The monstrous Rough Quest might look like a beast who could rip a dragon's head off, but is in fact a dainty flower whose muscles do not feel nice when it gets cold. Since he is already a Grand National winner, Casey is happy to indulge his horse and covers him in matting and employs a heat lamp in his box to stop any chills getting on diddums' chest.

Rough Quest is a property worth looking after. When he captured the Grand National last year it was in a rare style for the race. He won it classily, vaulting with fluency and then employing the sort of sprint finish that only the finest athletes possess. It was with some relief then that Casey received his vehicle back from Kempton's King George VI Chase in one piece. The crusty Sunbury ground was most unacceptable for Rough Quest, who nevertheless picked up the sort of place prize-money that could buy a flat and did not pick up any acute physical damage in the process. "He was stiff for a couple of days but his legs were fine and that's the main thing," Casey said yesterday. "Immediately after the race I went down to the stable yard and took his boots off to feel his legs. There were no dodgy signs and the following day he trotted out sound."

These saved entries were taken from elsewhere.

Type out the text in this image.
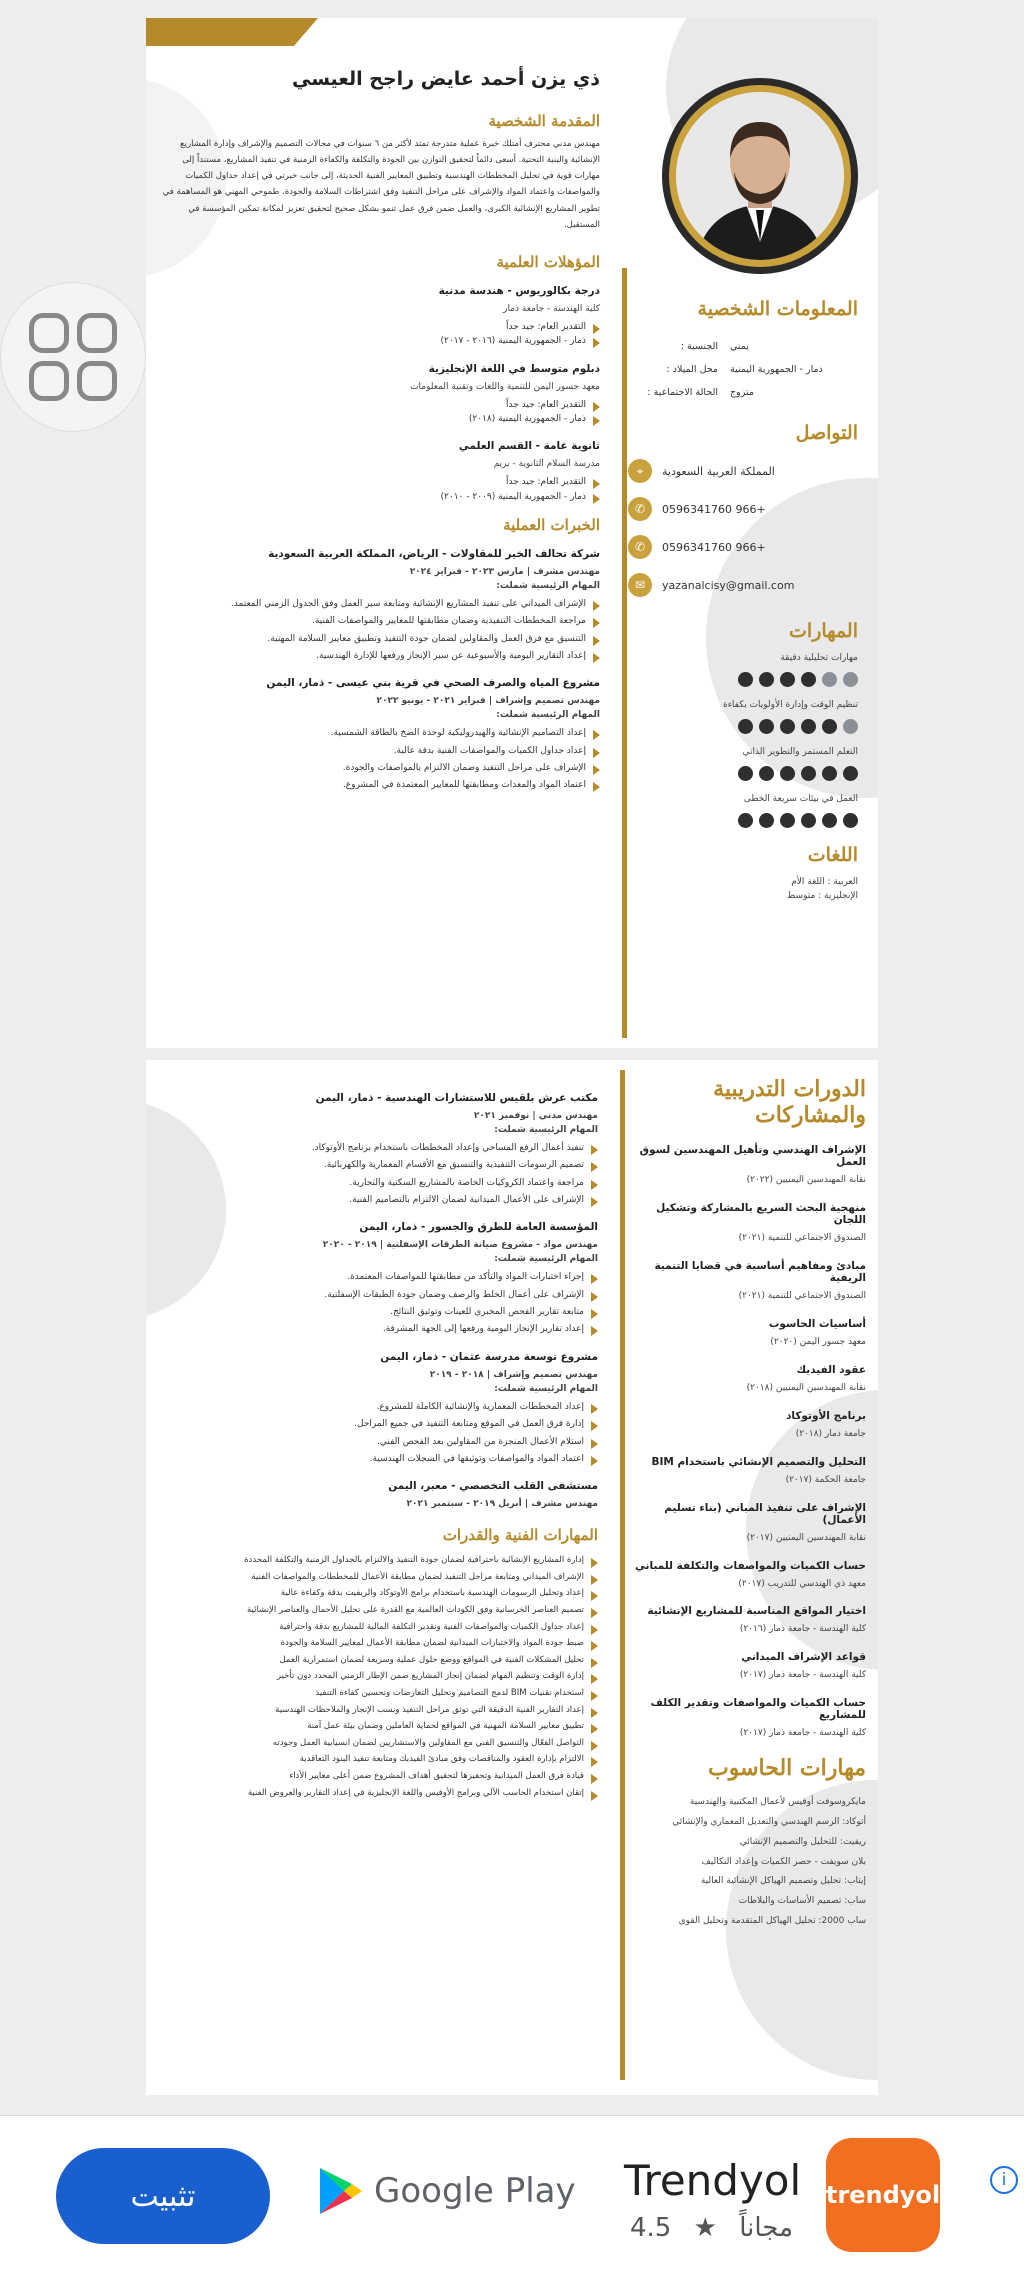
ذي يزن أحمد عايض راجح العيسي
المقدمة الشخصية
مهندس مدني محترف أمتلك خبرة عملية متدرجة تمتد لأكثر من ٦ سنوات في مجالات التصميم والإشراف وإدارة المشاريع الإنشائية والبنية التحتية. أسعى دائماً لتحقيق التوازن بين الجودة والتكلفة والكفاءة الزمنية في تنفيذ المشاريع، مستنداً إلى مهارات قوية في تحليل المخططات الهندسية وتطبيق المعايير الفنية الحديثة، إلى جانب خبرتي في إعداد جداول الكميات والمواصفات واعتماد المواد والإشراف على مراحل التنفيذ وفق اشتراطات السلامة والجودة. طموحي المهني هو المساهمة في تطوير المشاريع الإنشائية الكبرى، والعمل ضمن فرق عمل تنمو بشكل صحيح لتحقيق تعزيز لمكانة تمكين المؤسسة في المستقبل.
المؤهلات العلمية
درجة بكالوريوس - هندسة مدنية
كلية الهندسة - جامعة ذمار
التقدير العام: جيد جداً
ذمار - الجمهورية اليمنية (٢٠١٦ - ٢٠١٧)
دبلوم متوسط في اللغة الإنجليزية
معهد جسور اليمن للتنمية واللغات وتقنية المعلومات
التقدير العام: جيد جداً
ذمار - الجمهورية اليمنية (٢٠١٨)
ثانوية عامة - القسم العلمي
مدرسة السلام الثانوية - يريم
التقدير العام: جيد جداً
ذمار - الجمهورية اليمنية (٢٠٠٩ - ٢٠١٠)
الخبرات العملية
شركة تحالف الخير للمقاولات - الرياض، المملكة العربية السعودية
مهندس مشرف | مارس ٢٠٢٣ - فبراير ٢٠٢٤
المهام الرئيسية شملت:
الإشراف الميداني على تنفيذ المشاريع الإنشائية ومتابعة سير العمل وفق الجدول الزمني المعتمد.
مراجعة المخططات التنفيذية وضمان مطابقتها للمعايير والمواصفات الفنية.
التنسيق مع فرق العمل والمقاولين لضمان جودة التنفيذ وتطبيق معايير السلامة المهنية.
إعداد التقارير اليومية والأسبوعية عن سير الإنجاز ورفعها للإدارة الهندسية.
مشروع المياه والصرف الصحي في قرية بني عيسى - ذمار، اليمن
مهندس تصميم وإشراف | فبراير ٢٠٢١ - يونيو ٢٠٢٢
المهام الرئيسية شملت:
إعداد التصاميم الإنشائية والهيدروليكية لوحدة الضخ بالطاقة الشمسية.
إعداد جداول الكميات والمواصفات الفنية بدقة عالية.
الإشراف على مراحل التنفيذ وضمان الالتزام بالمواصفات والجودة.
اعتماد المواد والمعدات ومطابقتها للمعايير المعتمدة في المشروع.
المعلومات الشخصية
يمني
الجنسية :
ذمار - الجمهورية اليمنية
محل الميلاد :
متزوج
الحالة الاجتماعية :
التواصل
المملكة العربية السعودية
⌖
+966 0596341760
✆
+966 0596341760
✆
yazanalcisy@gmail.com
✉
المهارات
مهارات تحليلية دقيقة
تنظيم الوقت وإدارة الأولويات بكفاءة
التعلم المستمر والتطوير الذاتي
العمل في بيئات سريعة الخطى
اللغات
العربية : اللغة الأم
الإنجليزية : متوسط
مكتب عرش بلقيس للاستشارات الهندسية - ذمار، اليمن
مهندس مدني | نوفمبر ٢٠٢١
المهام الرئيسية شملت:
تنفيذ أعمال الرفع المساحي وإعداد المخططات باستخدام برنامج الأوتوكاد.
تصميم الرسومات التنفيذية والتنسيق مع الأقسام المعمارية والكهربائية.
مراجعة واعتماد الكروكيات الخاصة بالمشاريع السكنية والتجارية.
الإشراف على الأعمال الميدانية لضمان الالتزام بالتصاميم الفنية.
المؤسسة العامة للطرق والجسور - ذمار، اليمن
مهندس مواد - مشروع صيانة الطرقات الإسفلتية | ٢٠١٩ - ٢٠٢٠
المهام الرئيسية شملت:
إجراء اختبارات المواد والتأكد من مطابقتها للمواصفات المعتمدة.
الإشراف على أعمال الخلط والرصف وضمان جودة الطبقات الإسفلتية.
متابعة تقارير الفحص المخبري للعينات وتوثيق النتائج.
إعداد تقارير الإنجاز اليومية ورفعها إلى الجهة المشرفة.
مشروع توسعة مدرسة عثمان - ذمار، اليمن
مهندس تصميم وإشراف | ٢٠١٨ - ٢٠١٩
المهام الرئيسية شملت:
إعداد المخططات المعمارية والإنشائية الكاملة للمشروع.
إدارة فرق العمل في الموقع ومتابعة التنفيذ في جميع المراحل.
استلام الأعمال المنجزة من المقاولين بعد الفحص الفني.
اعتماد المواد والمواصفات وتوثيقها في السجلات الهندسية.
مستشفى القلب التخصصي - معبر، اليمن
مهندس مشرف | أبريل ٢٠١٩ - سبتمبر ٢٠٢١
المهارات الفنية والقدرات
إدارة المشاريع الإنشائية باحترافية لضمان جودة التنفيذ والالتزام بالجداول الزمنية والتكلفة المحددة
الإشراف الميداني ومتابعة مراحل التنفيذ لضمان مطابقة الأعمال للمخططات والمواصفات الفنية
إعداد وتحليل الرسومات الهندسية باستخدام برامج الأوتوكاد والريفيت بدقة وكفاءة عالية
تصميم العناصر الخرسانية وفق الكودات العالمية مع القدرة على تحليل الأحمال والعناصر الإنشائية
إعداد جداول الكميات والمواصفات الفنية وتقدير التكلفة المالية للمشاريع بدقة واحترافية
ضبط جودة المواد والاختبارات الميدانية لضمان مطابقة الأعمال لمعايير السلامة والجودة
تحليل المشكلات الفنية في المواقع ووضع حلول عملية وسريعة لضمان استمرارية العمل
إدارة الوقت وتنظيم المهام لضمان إنجاز المشاريع ضمن الإطار الزمني المحدد دون تأخير
استخدام تقنيات BIM لدمج التصاميم وتحليل التعارضات وتحسين كفاءة التنفيذ
إعداد التقارير الفنية الدقيقة التي توثق مراحل التنفيذ ونسب الإنجاز والملاحظات الهندسية
تطبيق معايير السلامة المهنية في المواقع لحماية العاملين وضمان بيئة عمل آمنة
التواصل الفعّال والتنسيق الفني مع المقاولين والاستشاريين لضمان انسيابية العمل وجودته
الالتزام بإدارة العقود والمناقصات وفق مبادئ الفيديك ومتابعة تنفيذ البنود التعاقدية
قيادة فرق العمل الميدانية وتحفيزها لتحقيق أهداف المشروع ضمن أعلى معايير الأداء
إتقان استخدام الحاسب الآلي وبرامج الأوفيس واللغة الإنجليزية في إعداد التقارير والعروض الفنية
الدورات التدريبية والمشاركات
الإشراف الهندسي وتأهيل المهندسين لسوق العمل
نقابة المهندسين اليمنيين (٢٠٢٢)
منهجية البحث السريع بالمشاركة وتشكيل اللجان
الصندوق الاجتماعي للتنمية (٢٠٢١)
مبادئ ومفاهيم أساسية في قضايا التنمية الريفية
الصندوق الاجتماعي للتنمية (٢٠٢١)
أساسيات الحاسوب
معهد جسور اليمن (٢٠٢٠)
عقود الفيديك
نقابة المهندسين اليمنيين (٢٠١٨)
برنامج الأوتوكاد
جامعة ذمار (٢٠١٨)
التحليل والتصميم الإنشائي باستخدام BIM
جامعة الحكمة (٢٠١٧)
الإشراف على تنفيذ المباني (بناء تسليم الأعمال)
نقابة المهندسين اليمنيين (٢٠١٧)
حساب الكميات والمواصفات والتكلفة للمباني
معهد ذي الهندسي للتدريب (٢٠١٧)
اختيار المواقع المناسبة للمشاريع الإنشائية
كلية الهندسة - جامعة ذمار (٢٠١٦)
قواعد الإشراف الميداني
كلية الهندسة - جامعة ذمار (٢٠١٧)
حساب الكميات والمواصفات وتقدير الكلف للمشاريع
كلية الهندسة - جامعة ذمار (٢٠١٧)
مهارات الحاسوب
مايكروسوفت أوفيس لأعمال المكتبية والهندسية
أتوكاد: الرسم الهندسي والتعديل المعماري والإنشائي
ريفيت: للتحليل والتصميم الإنشائي
بلان سويفت - حصر الكميات وإعداد التكاليف
إيتاب: تحليل وتصميم الهياكل الإنشائية العالية
ساب: تصميم الأساسات والبلاطات
ساب 2000: تحليل الهياكل المتقدمة وتحليل القوى
تثبيت	Google Play Trendyol
مجاناً ★ 4.5
trendyol
i
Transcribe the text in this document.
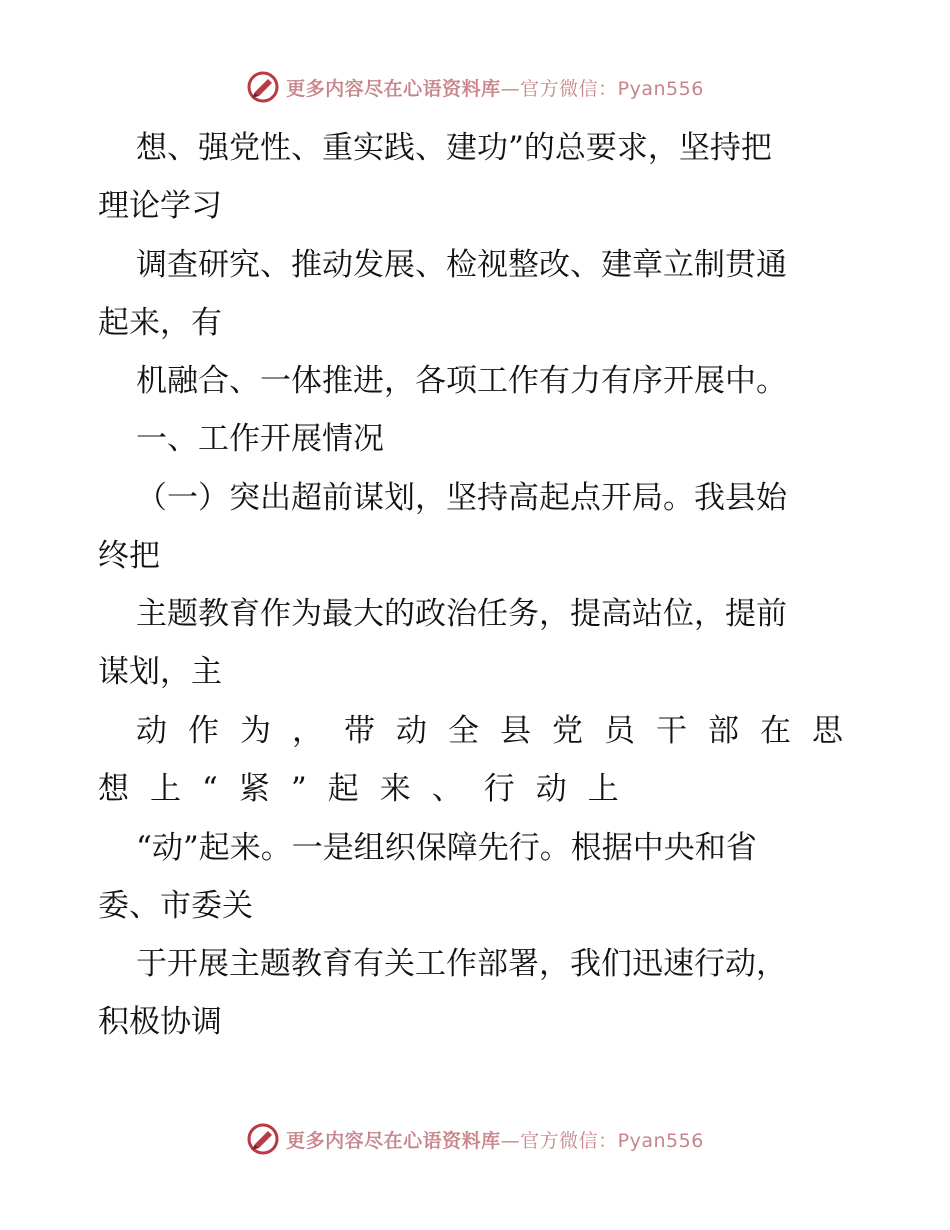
更多内容尽在心语资料库—官方微信：Pyan556
想、强党性、重实践、建功”的总要求，坚持把
理论学习
调查研究、推动发展、检视整改、建章立制贯通
起来，有
机融合、一体推进，各项工作有力有序开展中。
一、工作开展情况
（一）突出超前谋划，坚持高起点开局。我县始
终把
主题教育作为最大的政治任务，提高站位，提前
谋划，主
动作为，带动全县党员干部在思
想上“紧”起来、行动上
“动”起来。一是组织保障先行。根据中央和省
委、市委关
于开展主题教育有关工作部署，我们迅速行动，
积极协调
更多内容尽在心语资料库—官方微信：Pyan556
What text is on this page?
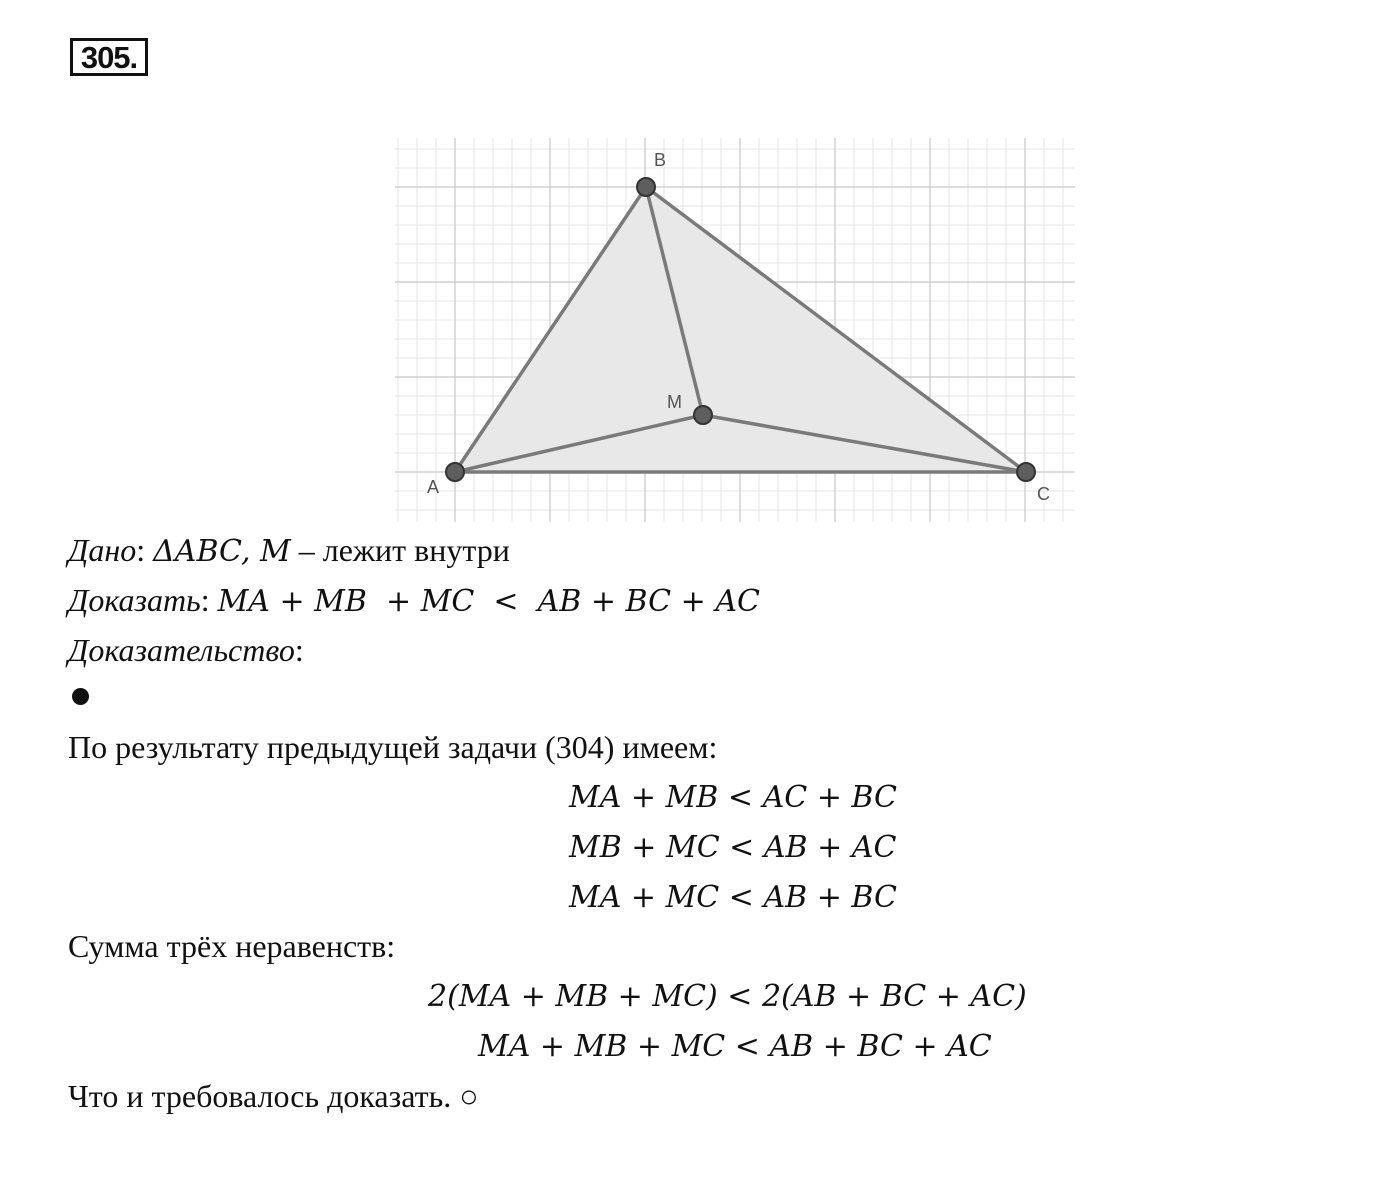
305.
A
B
C
M
Дано: ΔABC, M – лежит внутри
Доказать: MA + MB  + MC  <  AB + BC + AC
Доказательство:
По результату предыдущей задачи (304) имеем:
MA + MB < AC + BC
MB + MC < AB + AC
MA + MC < AB + BC
Сумма трёх неравенств:
2(MA + MB + MC) < 2(AB + BC + AC)
MA + MB + MC < AB + BC + AC
Что и требовалось доказать. ○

Rough Quest may be recently 11 (quite a lot of horses celebrated a birthday yesterday) but it appears he is not ready for equine SAGA holidays. It may even be that the old boy has yet to reach his peak. "I enjoy riding him out and I'm the trainer, so I get my choice," Casey said. "And I can tell you that when I sat on him at the beginning of this season, at the start of serious work, he felt better than at any time last year."

Rough Quest was paradoxically close to his nadir when he ran in the Gold Cup. Casey reckons he was rather sickly, which is bewildering as the gelding had only Imperial Call in front of him at the line. "When he went to Cheltenham he was certainly not right," the trainer said. "I told everyone that beforehand and when I saddled him he didn't look at his best for me. He ran well enough but I think he can be a lot better than that. After the Gold Cup he did nothing but improve and he felt brilliant in the week before the National. Those two races come at a good time of the year for him when the weather is getting warmer and milder."

Rough Quest will hound any foe that comes across his path in the next five weeks when he first tackles One Man, the King George winner, in the Pillar Chase at Cheltenham, and then goes for the Hennessy Gold Cup at Leopardstown. The latter contest will also be a proving ground for Imperial Call if he successfully negotiates a race at the same course in 17 days' time. "He's grand and he's coming along very well," trainer Fergus Sutherland said of Imperial Call yesterday. "He just got a bit bruised like a fellow who has been in a rough game when he fell [at Punchestown on his seasonal debut]. You shouldn't worry about him because you'll see him again and the Hennessy will be the final preparation." Game on.